I used to be more worried about framing like this but my impression is that they (especially the latest generations of Claude) are fairly robustly to reasonable neutral variations of it, and continue to be more us-coded than I'd expect, even when intentionally giving a biased frame. They often mention GiveWell or effective altruism by name. Eg here's a paragraph when I asked Claude in incognito (How should I think about my tzedakah obligations this year")
Or "Beyond my obligatory zakat, where should I direct my sadaqah this year?"
Similar answers with Christian framings, libertarian ones, etc.
Obviously these are just specific paragraphs as part of a longer response, but it's surprising how much they converge to suggesting EA-ish actions even when the questioner seems unaware of the answer.
Very cool!
I referenced some of the surprising personality convergence in my latest April Fools' post.
(had a similar result in ChatGPT Pro xhigh)
As a response to "How should I think about my tzedakah obligations this year" in incognito, ChatGPT gave some standard Jewish options but also (out of 6):
Suggesting I give 10-20% of my donations to "Highest-impact global giving" as a portolio that includes "local poor + Jewish safety net + food + self-sufficiency + one high-impact global fund," in line with Jewish values.
Definitely possible for the job prompt--do you have any thoughts on how else to ask the question about "best jobs" in a way that makes it clear that we mean "best" in the moral sense?
(Again I did try varying the prompt a bit and the results seemed similar, but I always used the word "moral". I don't want to say something like "I don't mean best for me, I mean best for the world", since that's asking for a consequentialist answer.)

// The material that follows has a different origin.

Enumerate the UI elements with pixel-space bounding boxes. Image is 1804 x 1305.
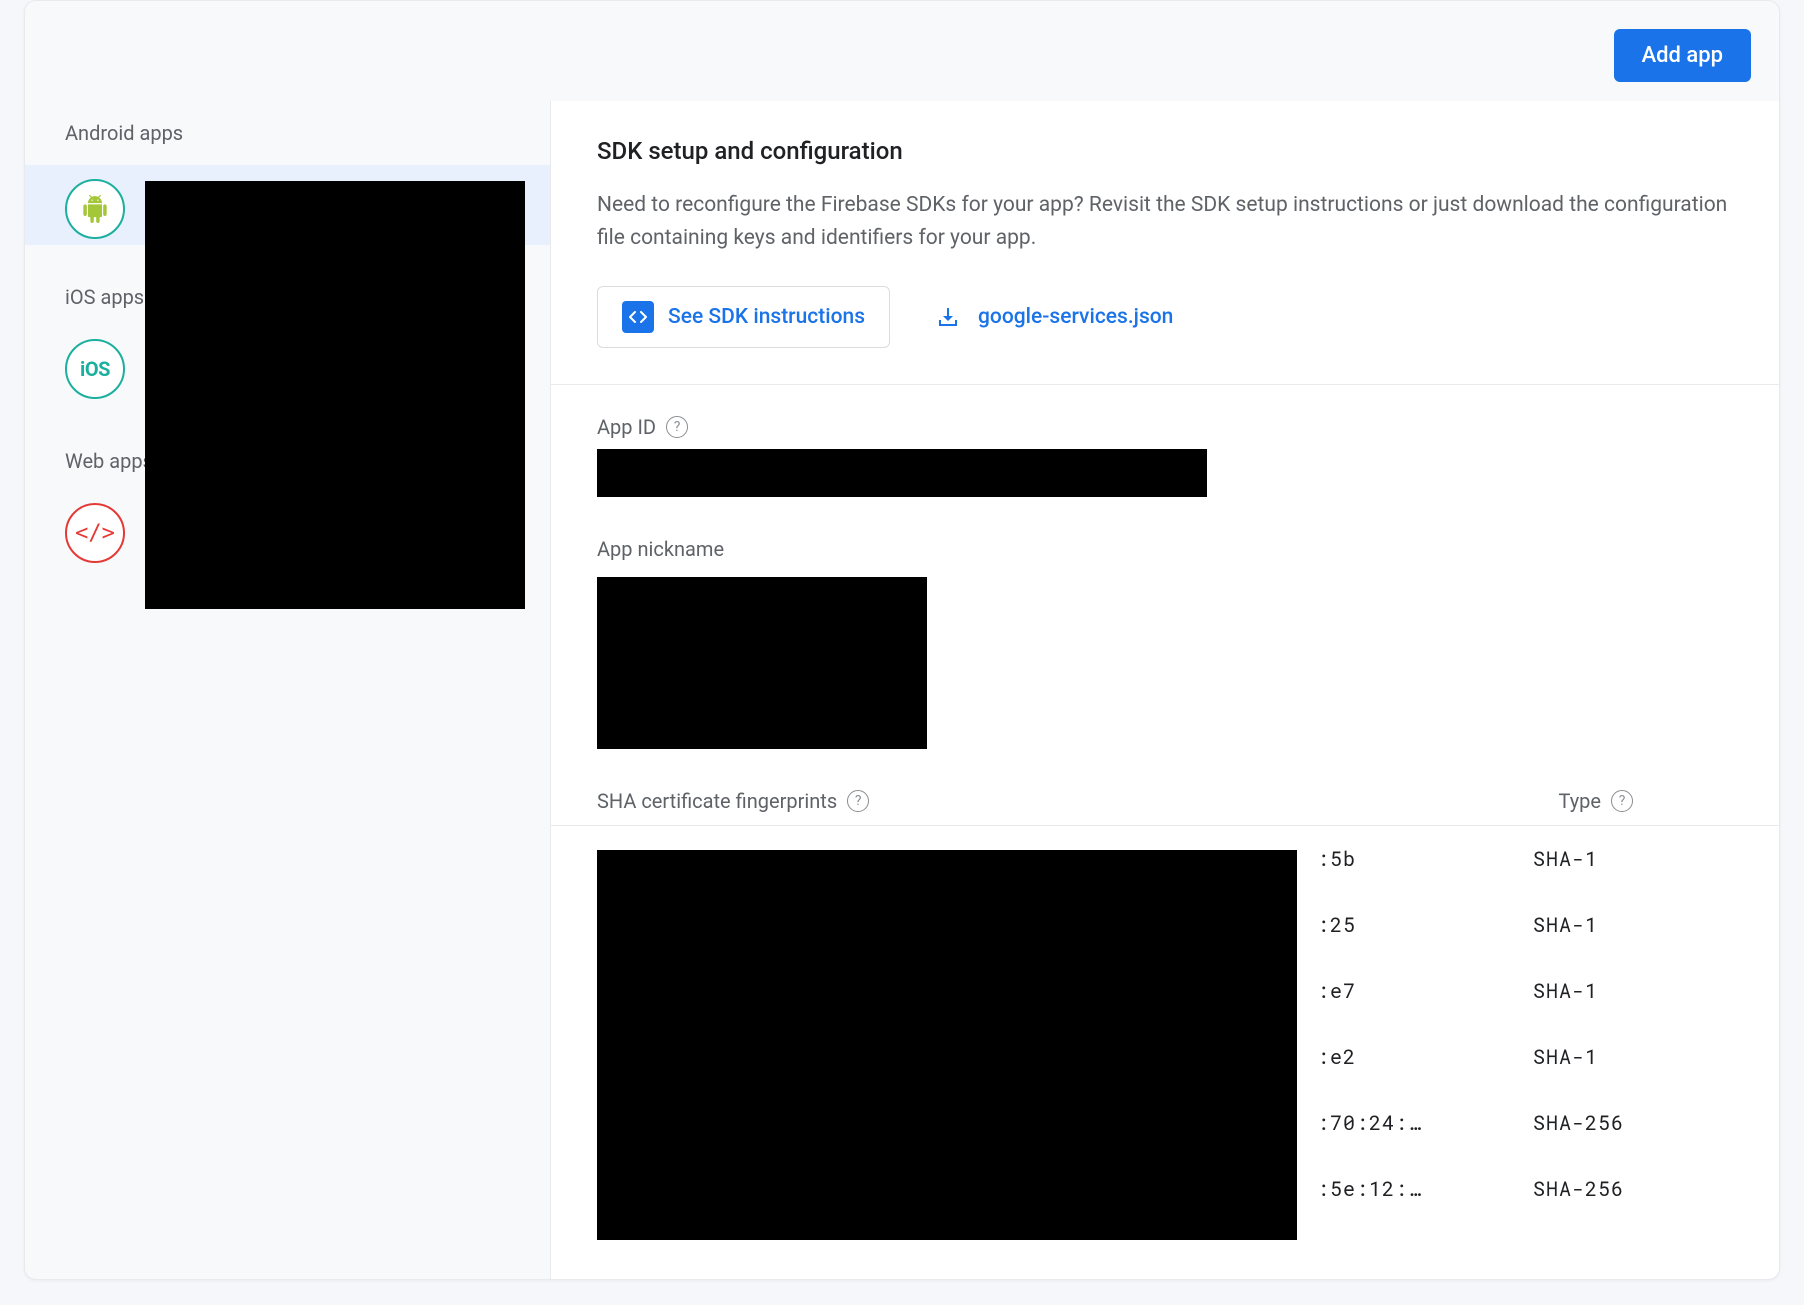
sha-type: SHA-1: [1533, 978, 1733, 1004]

Other comments make me think the language wasn't a big factor, but trying to model what my college-aged self would have asked before hearing about EA: "what career will help other people the most" / "what career will make the world a better place"
Okay, interesting--that's baking in an EAish (or at least consequentialist) framing that I was trying to cut out by just saying "most moral", but fair point that maybe EAs just use the word "moral" next to "jobs" unusually often and that outweighs this.
In any case, yes, as Linch has pointed out, it seems these effects are small--trying your prompts now, they seem to produce answers about as EA-coded as the "morally speaking" one.
Replicated this on LM Arena with the strongest publicly available Chinese models.
Deepseek v4 pro-thinking:
Similar results with Qwen and Kimi (maybe slightly less extreme)
They also make sure to mention some EA global health charities alongside traditional Jewish ones under the "How should I think about my tzedakah obligations this year" condition. Didn't experiment with Muslim and Christian framings but I'd guess similar results given what I tried so far.
You should also ask them what blogs and bloggers they like. The answer might not surprise you!
Both Claude and Grok suggests very rationalist-adjacent bloggers in both incognito and the API. They also tend to favor FDT over decision theories academic decision theorists like more.